In the new model, the system that produces code is the artifact.

Once most code is written by agents, the codebase stops being something you defend and starts being something you continuously reshape. Files change constantly. Entire subsystems appear, disappear, and re-form. Stability does not come from freezing code in place; it comes from the constraints under which change is allowed.
This breaks a lot of inherited instincts.
Review no longer scales as the primary quality mechanism. Style guides stop mattering on their own. Line-by-line scrutiny becomes less important than whether the system makes entire classes of mistakes impossible.
Control moves elsewhere:
- from reviews to guardrails
- from style to invariants
- from individual patches to feedback loops
In practice, this means encoding taste and policy as executable constraints. Guardrails stop being documents or review comments and become tests. If a class of mistake is unacceptable, it should be impossible to merge by construction.

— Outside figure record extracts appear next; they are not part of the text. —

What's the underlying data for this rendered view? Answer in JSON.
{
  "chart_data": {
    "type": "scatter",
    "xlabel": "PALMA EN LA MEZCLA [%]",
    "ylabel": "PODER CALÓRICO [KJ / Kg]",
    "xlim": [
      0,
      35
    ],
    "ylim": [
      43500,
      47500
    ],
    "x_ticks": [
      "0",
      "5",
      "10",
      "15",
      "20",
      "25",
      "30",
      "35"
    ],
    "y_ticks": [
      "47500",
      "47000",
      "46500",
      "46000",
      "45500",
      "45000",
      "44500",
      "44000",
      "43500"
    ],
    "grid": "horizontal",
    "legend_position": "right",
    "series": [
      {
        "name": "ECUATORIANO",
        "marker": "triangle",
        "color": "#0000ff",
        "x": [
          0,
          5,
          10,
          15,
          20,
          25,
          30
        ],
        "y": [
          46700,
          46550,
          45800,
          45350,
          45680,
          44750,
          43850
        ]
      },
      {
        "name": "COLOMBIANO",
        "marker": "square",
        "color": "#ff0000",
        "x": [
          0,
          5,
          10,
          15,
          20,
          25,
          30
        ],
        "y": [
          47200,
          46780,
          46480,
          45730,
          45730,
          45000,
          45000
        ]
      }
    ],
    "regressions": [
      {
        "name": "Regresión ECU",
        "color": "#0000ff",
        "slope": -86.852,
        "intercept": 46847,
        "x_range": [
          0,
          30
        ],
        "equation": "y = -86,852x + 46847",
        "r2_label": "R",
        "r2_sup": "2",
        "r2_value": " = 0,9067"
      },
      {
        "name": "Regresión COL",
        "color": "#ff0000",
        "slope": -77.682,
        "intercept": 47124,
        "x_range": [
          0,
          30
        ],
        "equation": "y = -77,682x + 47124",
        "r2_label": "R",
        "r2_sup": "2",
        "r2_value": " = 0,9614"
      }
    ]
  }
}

For example, instead of catching issues in review, I encode them as bespoke ESLint rules that enforce project-specific invariants. Not “follow this style,” but “this pattern is illegal here.” Not “please remember to handle this case,” but “this code does not compile if you forget.” The goal is not to guide agents toward good code, but to make bad code unrepresentable.
You can see the inversion clearly in Symphony, which is almost a
ghost library. It ships no canonical implementation, only a specification for a
service that orchestrates coding agents against issue tracker work:
WORKFLOW.md as the repo-owned policy surface, typed runtime configuration,
per-issue workspaces, retries, lifecycle hooks, and operator-visible
observability. The expectation is not “import this package and call these
functions.” The expectation is that users describe the system precisely enough
that a coding agent can implement their own version inside their own
environment.
That would have been a bizarre software artifact in the old world. A library that is mostly a spec would have felt incomplete, like it forgot to ship the important part. In an agentic world, the opposite is often true. The spec is the important part. If the boundaries, contracts, and invariants are sharp enough, generating the implementation is the cheap step. The durable value is the description of the system, not the particular pile of source files that happened to realize it first.
Making misaligned code impossible to write and merge is much more achievable today because agents remove throughput constraints on producing code to solve business problems.
A codebase with strong constraints and clear structure can safely absorb enormous amounts of change. A codebase without them collapses under its own output, regardless of how “good” individual patches look.
This is why asking “can the model write good code?” is the wrong question. Models will happily write both good and bad code forever.
The right questions are:
- What code is the model allowed to write?
- What patterns are illegal by construction?
- How quickly do we notice when something deviates?
Once you internalize this, quality stops being a bottleneck managed by human attention. It becomes a property of the system itself.
And systems that encode quality scale. Systems that rely on review do not.